Some foodies won’t cook unless there is a glass of red wine at hand. They say it helps to get creative in the kitchen… Here is some superb advice on cooking with wine. Yes, that’s using it in recipes, not drinking it as you go! šŸ˜‰

A recipe that calls for wine may create doubt for home cooks who don’t know the fruit of the vine all that well.

Will you ruin your chicken dish if you use red when the recipe calls for white? (Perhaps, and you’ll definitely turn the meat red.)

And is your favourite sweet white zinfandel appropriate for shrimp scampi, too? (No.)

There are other examples that make some of us scratch our heads, or even search for another recipe:

– The arroz con pollo recipe specifies “dry white wine”.

– Asian-inspired stewed mussels includes “fortified wine”.

– A favourite steak marinade is flavoured with a “full-bodied red”.

– A yummy-sounding red-sauce recipe lists a “young, robust red” as an ingredient.

Will the bottles of merlot and pinot grigio you have on hand suffice?

Maybe, but the accompanying information should help you conquer the technique of cooking with wine, giving you the confidence to splash with abandon.

The benefits of wine

Primarily, wine enhances the flavour and aroma of dishes. Heating it concentrates the flavour of the wine, which is why it’s important to match the right one to your dish.

The wine should meld with other ingredients, not stick out like a cracked cork.

Burning off the booze

Yes, but it may take longer than you think. After 15 minutes of cooking, the alcohol content is still about 40 per cent.

There is even a little left – about 5 per cent – after a stew has simmered for three hours.

Wine, in general, is lower in alcohol than other spirits, and the amount divided by the servings won’t yield much per person.

However, if it’s a concern, substitute unsweetened apple cider, grape juice or even broths when they are appropriate.

Storing the wine

The enemy of wine is air, so the half bottle of wine that you keep by the stove, even though it’s tightly stopped, is deteriorating in quality.

Use a wine-stopper system that sucks the air out of the bottle or drink the remainder with your meal.

Some people even combine like wines (red with red, white with white), keeping the bottle full for cooking but not drinking.

Wine pricing guidelines

“Don’t cook with wine you wouldn’t drink” is a well-worn kitchen saying. While it might be true, we would add: Don’t spend $50 on a bottle of wine for cooking.
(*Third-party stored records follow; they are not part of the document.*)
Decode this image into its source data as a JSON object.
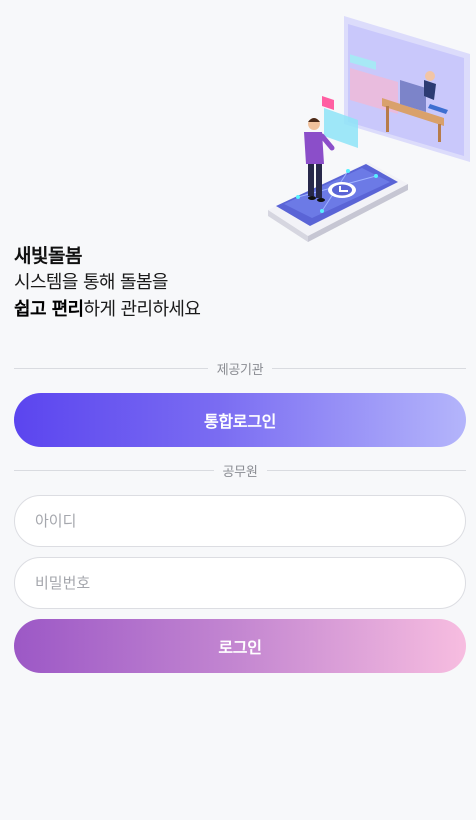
{
  "intro": {
    "brand": "새빛돌봄",
    "line2": "시스템을 통해 돌봄을",
    "line3_bold": "쉽고 편리",
    "line3_rest": "하게 관리하세요"
  },
  "provider_section": {
    "divider_label": "제공기관",
    "sso_button_label": "통합로그인"
  },
  "official_section": {
    "divider_label": "공무원",
    "id_placeholder": "아이디",
    "password_placeholder": "비밀번호",
    "login_button_label": "로그인"
  },
  "colors": {
    "sso_gradient": [
      "#5b45ef",
      "#b4b5fb"
    ],
    "login_gradient": [
      "#9c58c6",
      "#f7bde0"
    ],
    "background": "#f7f8fa"
  },
  "icons": {
    "illustration": "person-with-tablet-illustration"
  }
}
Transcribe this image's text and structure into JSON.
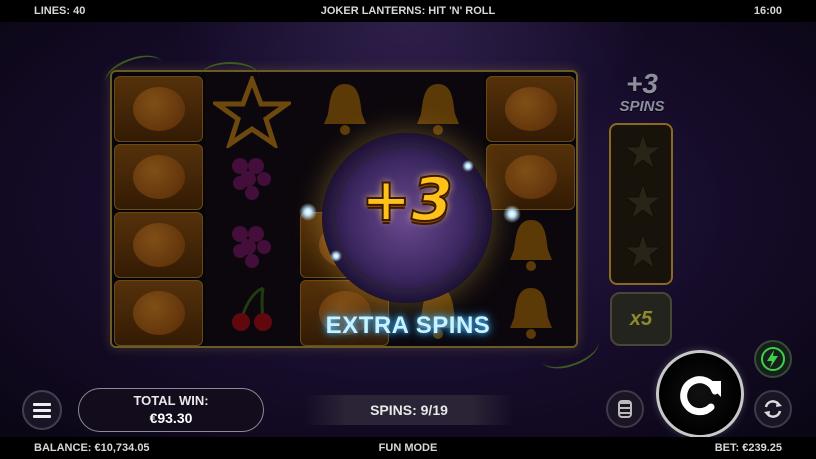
{
  "topbar": {
    "lines": "LINES: 40",
    "title": "JOKER LANTERNS: HIT 'N' ROLL",
    "clock": "16:00"
  },
  "feature": {
    "badge": "+3",
    "banner": "EXTRA SPINS"
  },
  "side_panel": {
    "plus_label": "+3",
    "spins_label": "SPINS",
    "multiplier": "x5",
    "stars_collected": 0,
    "stars_total": 3
  },
  "reels": {
    "columns": [
      [
        "pumpkin",
        "pumpkin",
        "pumpkin",
        "pumpkin"
      ],
      [
        "star",
        "grapes",
        "grapes",
        "cherries"
      ],
      [
        "bell",
        "blank",
        "pumpkin",
        "pumpkin"
      ],
      [
        "bell",
        "blank",
        "bell",
        "bell"
      ],
      [
        "pumpkin",
        "pumpkin",
        "bell",
        "bell"
      ]
    ]
  },
  "controls": {
    "total_win_label": "TOTAL WIN:",
    "total_win_value": "€93.30",
    "spins_counter": "SPINS: 9/19",
    "menu_icon": "menu-icon",
    "spin_icon": "spin-arrow-icon",
    "turbo_icon": "lightning-icon",
    "auto_icon": "autoplay-icon",
    "stake_icon": "coin-stack-icon"
  },
  "bottombar": {
    "balance": "BALANCE: €10,734.05",
    "mode": "FUN MODE",
    "bet": "BET: €239.25"
  },
  "colors": {
    "gold": "#f0c14a",
    "extra_spins_glow": "#48b8ff",
    "turbo_green": "#3ed04a"
  }
}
There are plenty of wines for about $10 that will do. Seek them out. And if you like them for drinking, so much the better.

When to use wine

Wine enhances a dish when it is simmered for a while with other ingredients, so add it when there is still plenty of cooking time.

If it’s stirred in at the end of cooking, it may impart unwanted harshness, and its flavour will outshine everything else. You don’t want that.

Using “cooking wine”

Please don’t. Inexpensive cooking wines have high salt content, which alters the flavour of your dish. The cook should control the saltiness.

Cooking wines are stocked by the vinegars in many grocery stores, which gives you an indication of how they taste.

Reading vague recipes

When a recipe lists “red” or “white” wine, use a medium-dry to dry wine. (In wine parlance, “dry” just means “not sweet”.)

For red, that means a pinot noir, and for white, go for pinot grigio.

If the recipe calls for a full-bodied red wine, reach for cabernet, Bordeaux, syrah, zinfandel.

If the recipe calls for a young, robust red wine, reach for Rioja/tempranillo, Beaujolais nouveau.

If the recipe calls for a medium-bodied red wine, reach for merlot, shiraz, Chianti.

If the recipe calls for a dry white wine, reach for chardonnay, chenin blanc, sauvignon blanc or dry Riesling.

If the recipe calls for a fruity white wine, reach for gewurztraminer, Riesling or viognier.

If the recipe calls for a fortified wine, reach for Marsala, vermouth, sherry, port or Madeira. (The recipe should give you some guidelines, since these wines are not necessarily interchangeable.)

If the recipe calls for a sparkling wine, reach for champagne or prosecco.